The Data Liberation Initiative: A New Cooperative Model1

Wendy Watkins, Carleton University Library2

ABSTRACT: Producing a numerate workforce is critical to productivity in an information society. If this is to be realized, we must move away from the notion that data files and databases are arcane concepts that are foreign to libraries. This paper outlines a proposal to put Canadian data and databases in the hands of the research and education community through a co-operative effort between libraries, government and the Depository Services Program and brings readers up to date on the progress of the initiative.

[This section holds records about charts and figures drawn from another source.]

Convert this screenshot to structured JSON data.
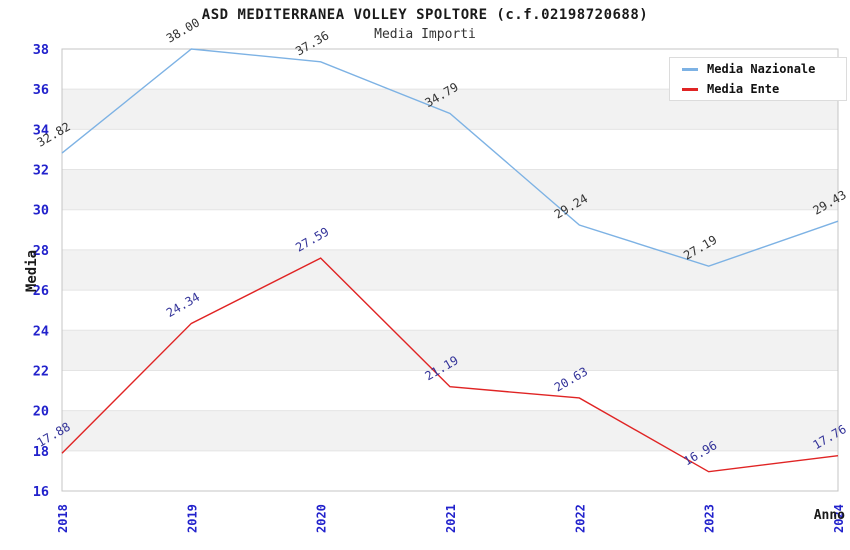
{
  "title": "ASD MEDITERRANEA VOLLEY SPOLTORE (c.f.02198720688)",
  "subtitle": "Media Importi",
  "legend": {
    "items": [
      {
        "label": "Media Nazionale"
      },
      {
        "label": "Media Ente"
      }
    ]
  },
  "chart_data": {
    "type": "line",
    "title": "ASD MEDITERRANEA VOLLEY SPOLTORE (c.f.02198720688)",
    "subtitle": "Media Importi",
    "xlabel": "Anno",
    "ylabel": "Media",
    "x_categories": [
      "2018",
      "2019",
      "2020",
      "2021",
      "2022",
      "2023",
      "2024"
    ],
    "series": [
      {
        "name": "Media Nazionale",
        "color": "#7db2e4",
        "label_color": "#333333",
        "values": [
          32.82,
          38.0,
          37.36,
          34.79,
          29.24,
          27.19,
          29.43
        ]
      },
      {
        "name": "Media Ente",
        "color": "#e02424",
        "label_color": "#333399",
        "values": [
          17.88,
          24.34,
          27.59,
          21.19,
          20.63,
          16.96,
          17.76
        ]
      }
    ],
    "ylim": [
      16,
      38
    ],
    "ytick_step": 2,
    "yticks": [
      16,
      18,
      20,
      22,
      24,
      26,
      28,
      30,
      32,
      34,
      36,
      38
    ],
    "value_label_decimals": 2,
    "grid": "horizontal",
    "background_bands": true,
    "legend_position": "top-right",
    "colors": {
      "tick_label": "#2222cc",
      "band": "#f2f2f2",
      "gridline": "#e4e4e4",
      "plot_border": "#c4c4c4"
    }
  }
}
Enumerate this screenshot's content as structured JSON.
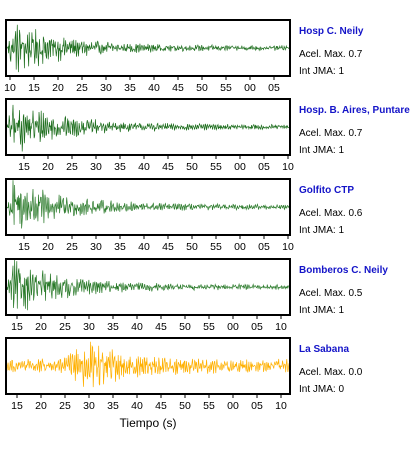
{
  "chart_data": {
    "type": "line",
    "xlabel": "Tiempo (s)",
    "panels": [
      {
        "name": "Hosp C. Neily",
        "accel_text": "Acel. Max. 0.7",
        "jma_text": "Int JMA: 1",
        "color": "#1e6e1e",
        "amplitude": 0.7,
        "onset": 0.0,
        "ticks": [
          "10",
          "15",
          "20",
          "25",
          "30",
          "35",
          "40",
          "45",
          "50",
          "55",
          "00",
          "05"
        ]
      },
      {
        "name": "Hosp. B. Aires, Puntare",
        "accel_text": "Acel. Max. 0.7",
        "jma_text": "Int JMA: 1",
        "color": "#1e6e1e",
        "amplitude": 0.7,
        "onset": 0.0,
        "ticks": [
          "15",
          "20",
          "25",
          "30",
          "35",
          "40",
          "45",
          "50",
          "55",
          "00",
          "05",
          "10"
        ]
      },
      {
        "name": "Golfito CTP",
        "accel_text": "Acel. Max. 0.6",
        "jma_text": "Int JMA: 1",
        "color": "#2a7a2a",
        "amplitude": 0.6,
        "onset": 0.0,
        "ticks": [
          "15",
          "20",
          "25",
          "30",
          "35",
          "40",
          "45",
          "50",
          "55",
          "00",
          "05",
          "10"
        ]
      },
      {
        "name": "Bomberos C. Neily",
        "accel_text": "Acel. Max. 0.5",
        "jma_text": "Int JMA: 1",
        "color": "#2a7a2a",
        "amplitude": 0.5,
        "onset": 0.0,
        "ticks": [
          "15",
          "20",
          "25",
          "30",
          "35",
          "40",
          "45",
          "50",
          "55",
          "00",
          "05",
          "10"
        ]
      },
      {
        "name": "La Sabana",
        "accel_text": "Acel. Max. 0.0",
        "jma_text": "Int JMA: 0",
        "color": "#ffb000",
        "amplitude": 0.0,
        "onset": 0.35,
        "ticks": [
          "15",
          "20",
          "25",
          "30",
          "35",
          "40",
          "45",
          "50",
          "55",
          "00",
          "05",
          "10"
        ]
      }
    ]
  }
}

RÉSUMÉ: Dans une société fondée sur l'information, il est absolument essentiel de pouvoir produire une main-d'oeuvre qui sait faire l'analyse statistique. Si nous voulons y arriver, nous devons abandonner l'idée que les fichiers de données et les bases de données sont des concepts ésotériques qui n'ont pas leur place dans les bibliothèques. La présente communication trace les grandes lignes d'une proposition qui remettrait les données et les bases de données canadiennes entre les mains de gestionnaires du milieu de la recherche et de l'éducation au moyen d'un effort de collaboration entre les bibliothèques, le gouvernement et le Programme de services aux dépositaires.

Introduction

To be successful in a world that is becoming more and more dependent on information and knowledge, countries need to develop strategies to fully exploit the resources available to them. By the nature of their activities, governments are important sources of data and information, but the ability to exploit them resides not only in government. Private, academic and public sectors all require access to this wealth of information and data in order to realize their true potential. The Data Liberation Initiative is a proposal to provide access to these resources.

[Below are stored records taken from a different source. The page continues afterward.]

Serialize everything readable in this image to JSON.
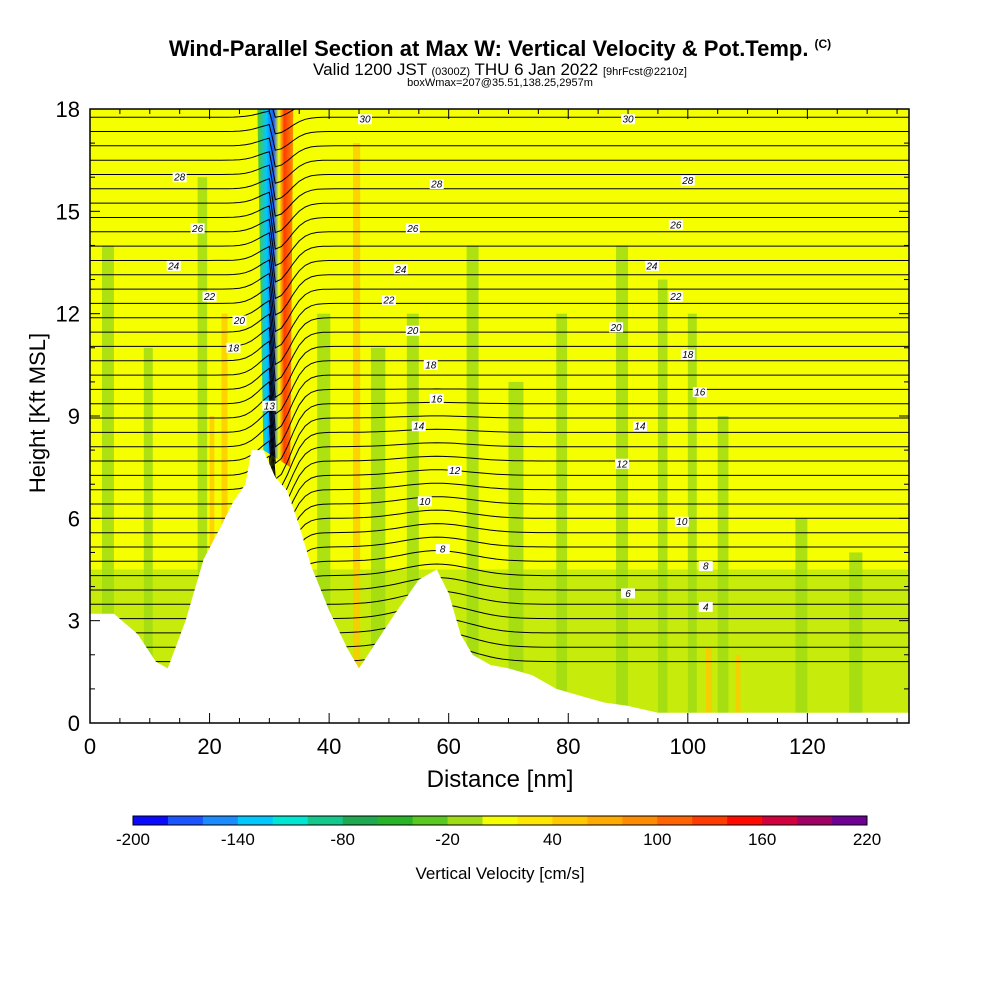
{
  "title": {
    "main": "Wind-Parallel Section at Max W: Vertical Velocity & Pot.Temp.",
    "copyright": "(C)",
    "valid_prefix": "Valid 1200 JST",
    "valid_utc": "(0300Z)",
    "valid_date": "THU 6 Jan 2022",
    "forecast_info": "[9hrFcst@2210z]",
    "box_info": "boxWmax=207@35.51,138.25,2957m"
  },
  "chart_data": {
    "type": "heatmap",
    "xlabel": "Distance [nm]",
    "ylabel": "Height [Kft MSL]",
    "xlim": [
      0,
      137
    ],
    "ylim": [
      0,
      18
    ],
    "xticks": [
      0,
      20,
      40,
      60,
      80,
      100,
      120
    ],
    "yticks": [
      0,
      3,
      6,
      9,
      12,
      15,
      18
    ],
    "colorbar": {
      "title": "Vertical Velocity [cm/s]",
      "levels": [
        -200,
        -180,
        -160,
        -140,
        -120,
        -100,
        -80,
        -60,
        -40,
        -20,
        0,
        20,
        40,
        60,
        80,
        100,
        120,
        140,
        160,
        180,
        200,
        220
      ],
      "tick_labels": [
        "-200",
        "-140",
        "-80",
        "-20",
        "40",
        "100",
        "160",
        "220"
      ],
      "colors": [
        "#0a0aff",
        "#1a55ff",
        "#1a8cff",
        "#00c8ff",
        "#00e6d2",
        "#14c88c",
        "#1eaa50",
        "#28b428",
        "#5ac81e",
        "#a0dc14",
        "#f5ff00",
        "#ffe600",
        "#ffc800",
        "#ffaa00",
        "#ff8c00",
        "#ff6400",
        "#ff3c00",
        "#ff0a00",
        "#d2003c",
        "#a00064",
        "#6e0096"
      ]
    },
    "theta_contour_labels": [
      {
        "text": "30",
        "x": 46,
        "y": 17.7
      },
      {
        "text": "30",
        "x": 90,
        "y": 17.7
      },
      {
        "text": "28",
        "x": 15,
        "y": 16.0
      },
      {
        "text": "28",
        "x": 58,
        "y": 15.8
      },
      {
        "text": "28",
        "x": 100,
        "y": 15.9
      },
      {
        "text": "26",
        "x": 18,
        "y": 14.5
      },
      {
        "text": "26",
        "x": 54,
        "y": 14.5
      },
      {
        "text": "26",
        "x": 98,
        "y": 14.6
      },
      {
        "text": "24",
        "x": 14,
        "y": 13.4
      },
      {
        "text": "24",
        "x": 52,
        "y": 13.3
      },
      {
        "text": "24",
        "x": 94,
        "y": 13.4
      },
      {
        "text": "22",
        "x": 20,
        "y": 12.5
      },
      {
        "text": "22",
        "x": 50,
        "y": 12.4
      },
      {
        "text": "22",
        "x": 98,
        "y": 12.5
      },
      {
        "text": "20",
        "x": 25,
        "y": 11.8
      },
      {
        "text": "20",
        "x": 54,
        "y": 11.5
      },
      {
        "text": "20",
        "x": 88,
        "y": 11.6
      },
      {
        "text": "18",
        "x": 24,
        "y": 11.0
      },
      {
        "text": "18",
        "x": 57,
        "y": 10.5
      },
      {
        "text": "18",
        "x": 100,
        "y": 10.8
      },
      {
        "text": "16",
        "x": 58,
        "y": 9.5
      },
      {
        "text": "16",
        "x": 102,
        "y": 9.7
      },
      {
        "text": "14",
        "x": 55,
        "y": 8.7
      },
      {
        "text": "14",
        "x": 92,
        "y": 8.7
      },
      {
        "text": "13",
        "x": 30,
        "y": 9.3
      },
      {
        "text": "12",
        "x": 61,
        "y": 7.4
      },
      {
        "text": "12",
        "x": 89,
        "y": 7.6
      },
      {
        "text": "10",
        "x": 56,
        "y": 6.5
      },
      {
        "text": "10",
        "x": 99,
        "y": 5.9
      },
      {
        "text": "8",
        "x": 59,
        "y": 5.1
      },
      {
        "text": "8",
        "x": 103,
        "y": 4.6
      },
      {
        "text": "6",
        "x": 90,
        "y": 3.8
      },
      {
        "text": "4",
        "x": 103,
        "y": 3.4
      }
    ]
  }
}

This initiative stems from a paper "Liberating the Data: A Proposal for a Joint Venture between Statistics Canada and Canadian Universities,"3 which suggests a co-operative scenario that would see Statistics Canada's data files made more easily available to the Canadian research community. The major premise of the paper is based on the fact that United States and international data are being used by the Canadian research community because Canadian data, while available, are either unknown or unaffordable. In both cases, they are inaccessible.

An excellent argument in favour of a more liberated scenario is advanced by Professor Paul Bernard, Chair, Advisory Committee on Social Conditions (Statistics Canada) and member of the National Statistics Council. It merits repetition here.

He writes: "...the genuine exercise of democracy increasingly requires that citizens get access to complex information and have the skills required to understand it." While he realizes there are pressures on Statistics Canada to reduce costs and increase income, he feels the outcome has been the restriction of "...access to information only to groups that have the solid ability to pay."4 Bernard feels that this may "...hamper the participation in public debates of groups whose contribution is not backed up by much money" as well as "those who have no prospect of turning a profit or reaping some tangible and relatively immediate benefit from using it." This, he states, is "...likely to lead, in the long run, to suboptimal development and less than full-blown democracy."5

This quote provided the impetus for the Data Liberation Initiative.

The Power of Data

Data are unlike other tools of the research endeavour. They provide the raw material from which information and knowledge can be created. By their nature, data allow for exploration of topics of interest to the researcher. Unlike printed tables which, like a postcard, provide a picture of one view of a larger phenomenon, data can act as a camera, allowing the researcher to manipulate the background, change the foreground and more fully investigate the object under study.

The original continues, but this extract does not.